BREAKING: no majority for #glyphosate renewal in today's vote!! Member States must put citizens' health and environment first! #StopGlyphosate

— Greens in the EP (@GreensEP) November 9, 2017

Ahead of the ballot, farmers said a ban could cost them millions of euros.

The Commission initially recommended a ten-year licence renewal, while environmental campaigners opposed any renewal at all.
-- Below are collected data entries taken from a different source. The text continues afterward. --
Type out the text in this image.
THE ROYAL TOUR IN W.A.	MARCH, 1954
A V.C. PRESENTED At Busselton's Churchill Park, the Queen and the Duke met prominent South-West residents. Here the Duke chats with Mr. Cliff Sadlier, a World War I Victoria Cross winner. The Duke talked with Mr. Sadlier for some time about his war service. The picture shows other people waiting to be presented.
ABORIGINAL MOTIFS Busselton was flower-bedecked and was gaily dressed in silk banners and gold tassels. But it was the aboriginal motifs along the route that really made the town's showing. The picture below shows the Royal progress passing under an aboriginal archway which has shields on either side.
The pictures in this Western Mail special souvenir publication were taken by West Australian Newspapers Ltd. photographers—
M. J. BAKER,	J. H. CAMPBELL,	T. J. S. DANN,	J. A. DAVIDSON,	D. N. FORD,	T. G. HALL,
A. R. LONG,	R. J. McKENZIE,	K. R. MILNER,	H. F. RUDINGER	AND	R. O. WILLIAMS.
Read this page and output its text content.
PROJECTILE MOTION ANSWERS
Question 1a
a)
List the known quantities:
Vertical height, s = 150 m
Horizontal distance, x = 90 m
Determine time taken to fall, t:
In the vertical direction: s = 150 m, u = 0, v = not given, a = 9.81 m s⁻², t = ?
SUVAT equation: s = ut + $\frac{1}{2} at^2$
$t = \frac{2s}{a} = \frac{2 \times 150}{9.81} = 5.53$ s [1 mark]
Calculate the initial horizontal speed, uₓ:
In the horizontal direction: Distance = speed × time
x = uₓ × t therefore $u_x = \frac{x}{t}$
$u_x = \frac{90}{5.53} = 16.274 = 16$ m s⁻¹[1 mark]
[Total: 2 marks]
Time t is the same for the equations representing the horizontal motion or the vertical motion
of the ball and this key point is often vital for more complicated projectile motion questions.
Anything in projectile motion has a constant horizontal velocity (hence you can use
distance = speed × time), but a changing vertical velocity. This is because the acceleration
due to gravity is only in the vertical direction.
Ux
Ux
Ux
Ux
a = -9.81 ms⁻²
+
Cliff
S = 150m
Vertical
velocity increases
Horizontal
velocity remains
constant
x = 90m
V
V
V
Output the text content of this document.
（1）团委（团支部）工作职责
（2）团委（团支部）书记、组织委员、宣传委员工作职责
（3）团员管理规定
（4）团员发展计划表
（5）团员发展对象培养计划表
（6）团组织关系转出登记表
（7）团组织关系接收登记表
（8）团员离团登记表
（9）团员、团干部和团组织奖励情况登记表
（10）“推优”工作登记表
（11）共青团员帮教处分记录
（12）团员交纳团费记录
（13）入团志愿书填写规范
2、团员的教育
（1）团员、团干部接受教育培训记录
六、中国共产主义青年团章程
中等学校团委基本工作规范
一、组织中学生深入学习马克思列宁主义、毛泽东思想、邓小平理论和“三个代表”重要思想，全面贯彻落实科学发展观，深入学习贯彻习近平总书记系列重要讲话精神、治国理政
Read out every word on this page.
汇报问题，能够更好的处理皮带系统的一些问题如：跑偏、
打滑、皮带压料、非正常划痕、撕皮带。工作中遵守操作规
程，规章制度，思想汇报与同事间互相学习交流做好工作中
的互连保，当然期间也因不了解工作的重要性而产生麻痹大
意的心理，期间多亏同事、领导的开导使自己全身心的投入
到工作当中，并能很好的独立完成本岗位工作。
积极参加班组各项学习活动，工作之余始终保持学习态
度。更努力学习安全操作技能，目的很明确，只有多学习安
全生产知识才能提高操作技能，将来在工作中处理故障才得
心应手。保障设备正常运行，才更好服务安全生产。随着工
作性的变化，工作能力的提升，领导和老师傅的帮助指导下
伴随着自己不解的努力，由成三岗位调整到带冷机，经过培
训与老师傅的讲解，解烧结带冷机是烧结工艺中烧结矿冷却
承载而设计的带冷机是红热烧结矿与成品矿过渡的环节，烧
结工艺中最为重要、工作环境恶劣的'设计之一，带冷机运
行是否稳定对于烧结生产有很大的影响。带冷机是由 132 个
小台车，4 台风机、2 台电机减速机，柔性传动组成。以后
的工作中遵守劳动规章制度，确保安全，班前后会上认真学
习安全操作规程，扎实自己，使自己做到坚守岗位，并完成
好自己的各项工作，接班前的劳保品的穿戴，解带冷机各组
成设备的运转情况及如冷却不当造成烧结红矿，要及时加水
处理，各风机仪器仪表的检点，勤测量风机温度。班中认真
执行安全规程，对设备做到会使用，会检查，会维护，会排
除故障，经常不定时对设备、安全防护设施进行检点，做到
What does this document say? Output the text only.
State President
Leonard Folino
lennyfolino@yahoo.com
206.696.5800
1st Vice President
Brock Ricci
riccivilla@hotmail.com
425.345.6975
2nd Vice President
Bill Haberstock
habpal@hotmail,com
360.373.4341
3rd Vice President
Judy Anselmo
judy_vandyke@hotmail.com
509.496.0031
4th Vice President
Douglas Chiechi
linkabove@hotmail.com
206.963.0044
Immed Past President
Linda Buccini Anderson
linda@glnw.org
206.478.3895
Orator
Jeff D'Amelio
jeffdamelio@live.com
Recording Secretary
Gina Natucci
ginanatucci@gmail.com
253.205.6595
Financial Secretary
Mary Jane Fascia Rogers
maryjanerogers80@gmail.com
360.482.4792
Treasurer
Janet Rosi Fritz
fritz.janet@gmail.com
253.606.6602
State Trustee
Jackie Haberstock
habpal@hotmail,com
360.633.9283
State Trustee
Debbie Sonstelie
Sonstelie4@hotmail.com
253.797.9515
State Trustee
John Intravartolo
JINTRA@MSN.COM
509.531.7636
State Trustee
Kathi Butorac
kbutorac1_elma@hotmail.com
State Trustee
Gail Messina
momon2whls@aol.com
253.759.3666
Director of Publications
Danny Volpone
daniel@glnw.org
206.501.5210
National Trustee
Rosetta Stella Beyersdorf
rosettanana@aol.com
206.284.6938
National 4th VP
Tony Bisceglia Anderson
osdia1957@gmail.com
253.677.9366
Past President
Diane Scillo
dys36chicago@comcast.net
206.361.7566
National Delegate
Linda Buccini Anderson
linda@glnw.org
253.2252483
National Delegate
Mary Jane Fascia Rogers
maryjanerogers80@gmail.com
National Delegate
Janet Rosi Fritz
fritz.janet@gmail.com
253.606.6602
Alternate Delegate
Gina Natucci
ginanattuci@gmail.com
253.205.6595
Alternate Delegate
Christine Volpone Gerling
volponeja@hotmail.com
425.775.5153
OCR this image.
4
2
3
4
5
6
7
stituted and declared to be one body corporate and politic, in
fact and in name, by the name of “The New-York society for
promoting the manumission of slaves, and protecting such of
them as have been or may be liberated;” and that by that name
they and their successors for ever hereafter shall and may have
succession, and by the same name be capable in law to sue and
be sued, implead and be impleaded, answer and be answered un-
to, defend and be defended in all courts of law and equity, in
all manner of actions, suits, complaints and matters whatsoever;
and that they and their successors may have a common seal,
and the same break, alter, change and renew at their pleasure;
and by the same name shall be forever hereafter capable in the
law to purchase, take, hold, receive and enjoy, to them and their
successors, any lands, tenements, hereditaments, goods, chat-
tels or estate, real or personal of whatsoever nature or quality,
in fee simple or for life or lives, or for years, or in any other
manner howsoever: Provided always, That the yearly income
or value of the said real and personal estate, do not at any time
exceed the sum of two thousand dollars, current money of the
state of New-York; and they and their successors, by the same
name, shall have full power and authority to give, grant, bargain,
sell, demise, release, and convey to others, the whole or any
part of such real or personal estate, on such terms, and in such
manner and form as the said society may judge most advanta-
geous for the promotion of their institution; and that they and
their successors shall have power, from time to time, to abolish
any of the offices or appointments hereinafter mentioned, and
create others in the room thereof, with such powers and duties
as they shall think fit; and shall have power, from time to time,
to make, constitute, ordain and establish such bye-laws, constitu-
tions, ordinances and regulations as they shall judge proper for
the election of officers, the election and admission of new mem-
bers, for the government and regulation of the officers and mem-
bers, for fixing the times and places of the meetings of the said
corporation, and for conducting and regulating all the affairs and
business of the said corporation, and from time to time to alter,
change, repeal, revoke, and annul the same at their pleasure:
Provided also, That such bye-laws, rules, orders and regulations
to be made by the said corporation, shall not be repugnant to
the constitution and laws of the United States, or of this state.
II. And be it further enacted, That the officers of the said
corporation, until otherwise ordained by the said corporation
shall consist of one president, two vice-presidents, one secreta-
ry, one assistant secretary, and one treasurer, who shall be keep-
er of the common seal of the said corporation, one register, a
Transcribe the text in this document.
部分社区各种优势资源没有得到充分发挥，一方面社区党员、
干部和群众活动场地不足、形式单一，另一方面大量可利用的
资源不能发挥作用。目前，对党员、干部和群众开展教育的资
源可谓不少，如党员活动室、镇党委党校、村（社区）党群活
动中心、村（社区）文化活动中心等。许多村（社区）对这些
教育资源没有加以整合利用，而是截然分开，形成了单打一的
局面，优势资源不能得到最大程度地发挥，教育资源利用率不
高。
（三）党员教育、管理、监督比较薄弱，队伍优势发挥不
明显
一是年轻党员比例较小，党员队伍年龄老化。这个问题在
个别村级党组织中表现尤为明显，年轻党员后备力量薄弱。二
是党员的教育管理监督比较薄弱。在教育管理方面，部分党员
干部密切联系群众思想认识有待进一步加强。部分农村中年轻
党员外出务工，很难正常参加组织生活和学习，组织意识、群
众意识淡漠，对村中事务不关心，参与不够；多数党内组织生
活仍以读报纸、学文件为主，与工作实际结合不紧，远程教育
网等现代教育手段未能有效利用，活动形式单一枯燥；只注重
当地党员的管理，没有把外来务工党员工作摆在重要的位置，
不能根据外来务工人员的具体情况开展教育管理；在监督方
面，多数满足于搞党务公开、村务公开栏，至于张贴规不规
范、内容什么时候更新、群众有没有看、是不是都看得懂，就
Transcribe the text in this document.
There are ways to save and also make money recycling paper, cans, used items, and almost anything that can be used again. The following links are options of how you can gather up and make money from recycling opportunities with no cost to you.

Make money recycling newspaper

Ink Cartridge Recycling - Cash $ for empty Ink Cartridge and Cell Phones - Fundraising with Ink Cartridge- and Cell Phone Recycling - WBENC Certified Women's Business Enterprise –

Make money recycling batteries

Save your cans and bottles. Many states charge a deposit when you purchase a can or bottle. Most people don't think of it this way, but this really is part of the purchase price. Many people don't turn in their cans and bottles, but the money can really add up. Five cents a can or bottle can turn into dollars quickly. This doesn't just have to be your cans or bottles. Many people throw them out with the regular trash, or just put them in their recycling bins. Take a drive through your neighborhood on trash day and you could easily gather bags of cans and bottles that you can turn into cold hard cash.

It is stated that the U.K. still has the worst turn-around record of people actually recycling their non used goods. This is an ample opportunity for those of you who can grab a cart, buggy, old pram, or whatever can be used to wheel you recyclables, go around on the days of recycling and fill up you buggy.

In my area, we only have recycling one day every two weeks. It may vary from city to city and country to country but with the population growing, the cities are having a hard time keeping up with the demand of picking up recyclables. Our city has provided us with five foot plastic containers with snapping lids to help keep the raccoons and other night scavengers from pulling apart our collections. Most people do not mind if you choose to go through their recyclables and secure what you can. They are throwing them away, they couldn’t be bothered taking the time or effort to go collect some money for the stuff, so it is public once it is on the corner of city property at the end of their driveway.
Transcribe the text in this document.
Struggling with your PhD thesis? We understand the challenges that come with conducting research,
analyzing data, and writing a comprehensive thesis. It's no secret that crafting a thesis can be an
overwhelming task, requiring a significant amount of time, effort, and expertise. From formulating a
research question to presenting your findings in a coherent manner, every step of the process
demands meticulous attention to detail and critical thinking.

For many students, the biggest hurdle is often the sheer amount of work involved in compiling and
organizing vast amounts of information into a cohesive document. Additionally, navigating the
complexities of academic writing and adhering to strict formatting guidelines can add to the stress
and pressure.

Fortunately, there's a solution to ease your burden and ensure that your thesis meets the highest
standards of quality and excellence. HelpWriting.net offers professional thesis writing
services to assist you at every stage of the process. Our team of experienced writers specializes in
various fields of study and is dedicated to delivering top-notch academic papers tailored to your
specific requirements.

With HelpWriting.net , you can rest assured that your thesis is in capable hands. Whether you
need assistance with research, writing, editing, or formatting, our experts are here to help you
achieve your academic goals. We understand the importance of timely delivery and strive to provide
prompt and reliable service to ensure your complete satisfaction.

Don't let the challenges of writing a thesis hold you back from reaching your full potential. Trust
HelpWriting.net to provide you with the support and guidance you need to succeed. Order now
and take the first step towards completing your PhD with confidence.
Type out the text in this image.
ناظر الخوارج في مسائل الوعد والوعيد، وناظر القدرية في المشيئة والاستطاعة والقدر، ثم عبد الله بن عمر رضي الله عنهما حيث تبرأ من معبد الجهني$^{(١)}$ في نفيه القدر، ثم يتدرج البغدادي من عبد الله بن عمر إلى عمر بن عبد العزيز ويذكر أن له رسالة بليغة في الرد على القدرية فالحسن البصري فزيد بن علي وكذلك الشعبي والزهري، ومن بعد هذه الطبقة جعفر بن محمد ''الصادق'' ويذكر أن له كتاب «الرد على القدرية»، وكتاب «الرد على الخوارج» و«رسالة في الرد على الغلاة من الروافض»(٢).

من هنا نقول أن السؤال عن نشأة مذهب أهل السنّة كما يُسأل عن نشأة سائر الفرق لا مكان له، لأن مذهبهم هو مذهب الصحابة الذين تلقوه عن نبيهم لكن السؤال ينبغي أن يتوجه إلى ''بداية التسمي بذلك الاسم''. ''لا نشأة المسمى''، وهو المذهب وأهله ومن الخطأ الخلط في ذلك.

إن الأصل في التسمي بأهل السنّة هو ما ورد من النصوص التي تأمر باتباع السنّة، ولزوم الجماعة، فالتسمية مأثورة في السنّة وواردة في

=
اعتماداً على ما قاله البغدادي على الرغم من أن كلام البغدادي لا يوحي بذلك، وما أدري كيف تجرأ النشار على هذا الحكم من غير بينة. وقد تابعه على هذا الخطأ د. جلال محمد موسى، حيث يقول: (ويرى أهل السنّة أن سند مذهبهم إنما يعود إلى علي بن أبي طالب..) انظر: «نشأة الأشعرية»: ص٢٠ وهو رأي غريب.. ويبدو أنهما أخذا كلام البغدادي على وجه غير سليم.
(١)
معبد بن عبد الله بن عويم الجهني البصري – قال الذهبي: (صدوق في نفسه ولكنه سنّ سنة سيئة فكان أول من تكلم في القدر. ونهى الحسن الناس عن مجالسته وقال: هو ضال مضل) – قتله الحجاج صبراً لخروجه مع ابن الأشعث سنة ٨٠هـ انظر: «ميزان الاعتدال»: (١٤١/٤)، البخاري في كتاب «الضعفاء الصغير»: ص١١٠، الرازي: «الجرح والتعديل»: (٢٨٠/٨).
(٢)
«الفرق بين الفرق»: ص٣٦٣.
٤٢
Greenpeace’s EU food policy director Franziska Achterberg reacted to the news.
“The Commission is trying to ram through a new glyphosate licence, despite massive scandals surrounding its main maker and the EU’s own risk assessment. A new licence is a new licence, regardless of its length. If the Commission continues to allow this toxic chemical to contaminate our soils, water, food and bodies, it is simply rewarding Monsanto for obscuring the dangers linked to its weedkiller. The EU needs to ban it now, not in threem five or ten more years.”

NO means NO!
EU governments again reject EU Commission push for #glyphosate.

Our comment on today's vote https://t.co/4fo4NQGmDxpic.twitter.com/IuVFH8Tsam

— Greenpeace EU (@GreenpeaceEU) November 9, 2017

France said it would oppose the five-year option, saying it would prefer a three-year renewal. Italy and Austria also expressed opposition.

Expert opinion on whether or not the weedkiller is carcinogenic varies.

Luis Morago, Campaign Director at US-based civic organisation Avaaz said:
“There may be a decision that could be a make or break for the future of glyphosate in Europe, and people are concerned. This is showing, the action today is that people are concerned about the impact of glyphosate on their health and on their children’s health. And they want a ban [on glyphosate].”

US corporation Monsanto insists its Roundup weedkiller, which contains glyphosate as an active ingredient, meets European licencing standards.